The song, he said, had been suggested by Malhotra’s mother after he approached her looking for a Hindi poem to recite for his wife. (Simran, who calls herself “the cheesiest person in the world,” had joked that their wedding gifts to one another should be something “with some meaning or thought behind it” because Gregoire was known to give her jewelry.)

At the ceremony, attended by 130 family members and friends, Grégoire took his place behind the piano after professing his love for Malhotra.

“When he started singing in Hindi, I didn’t know what to think or say or do,” Malhotra recalled, noting that she broke down in tears. “It was unreal.”

By the end of it, there were few dry eyes in the room, so it was a hardly a tough decision to post the song online.

Since then, it has become a social media sensation being shared by plenty across the globe and viewed by millions.

“Her grandfather who couldn’t make it (to the wedding) for health reasons saw us on TV,” Grégoire said.

“We are two nerdy people who are always at the hospital, and here we are all over YouTube,” Malhotra added.

The video has reunited them with grade-school friends who had fallen out of touch and also become an object of discussion in India.

“There are people out there who would have wanted to marry someone from a different culture or faith, and they haven’t been able to,” Grégoire said. “If that opens the door for some people to be with the people they like, we feel that is amazing.”

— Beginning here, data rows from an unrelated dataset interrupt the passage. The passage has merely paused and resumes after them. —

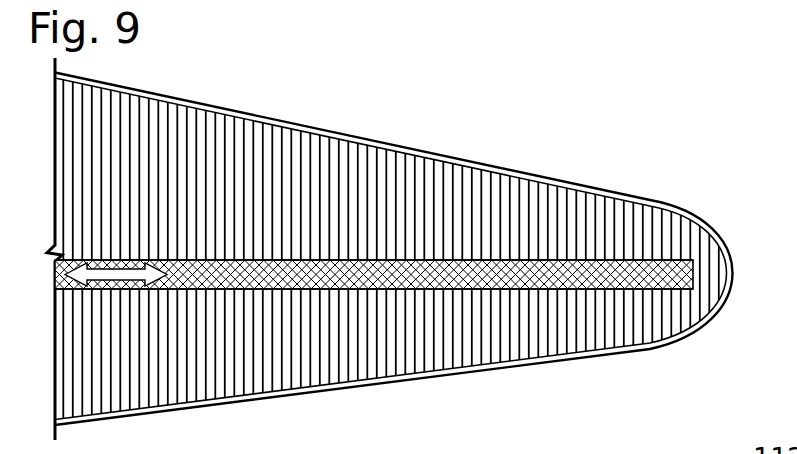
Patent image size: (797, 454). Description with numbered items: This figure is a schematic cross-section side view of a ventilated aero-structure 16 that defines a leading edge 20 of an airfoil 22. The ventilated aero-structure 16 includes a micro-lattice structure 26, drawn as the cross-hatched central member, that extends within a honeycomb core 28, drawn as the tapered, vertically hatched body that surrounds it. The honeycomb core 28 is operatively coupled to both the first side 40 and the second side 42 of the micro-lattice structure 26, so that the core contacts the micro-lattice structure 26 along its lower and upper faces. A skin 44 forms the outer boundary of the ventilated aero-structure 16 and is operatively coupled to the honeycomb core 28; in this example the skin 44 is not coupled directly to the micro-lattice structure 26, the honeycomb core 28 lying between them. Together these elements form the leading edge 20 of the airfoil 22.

The ventilated aero-structure 16 is at (703, 106).
The leading edge 20 is at (493, 133).
The airfoil 22 is at (578, 118).
The micro-lattice structure 26 is at (627, 250).
The honeycomb core 28 is at (525, 173).
The first side 40 is at (477, 290).
The second side 42 is at (350, 257).
The skin 44 is at (292, 123).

To carry on spreading the love, Malhotra said she and Grégoire are encouraging others to film and post acts of generosity and compassion with the hashtag #ShowYourLove on social media.

“A lot of times we deal with families that didn’t get that last chance to say what they wanted to say and so having Frank done this beautiful thing for me, it motivated me,” Malhotra said. “Even if 100 people tell someone that they love their loved ones, I think it will be really special for us.”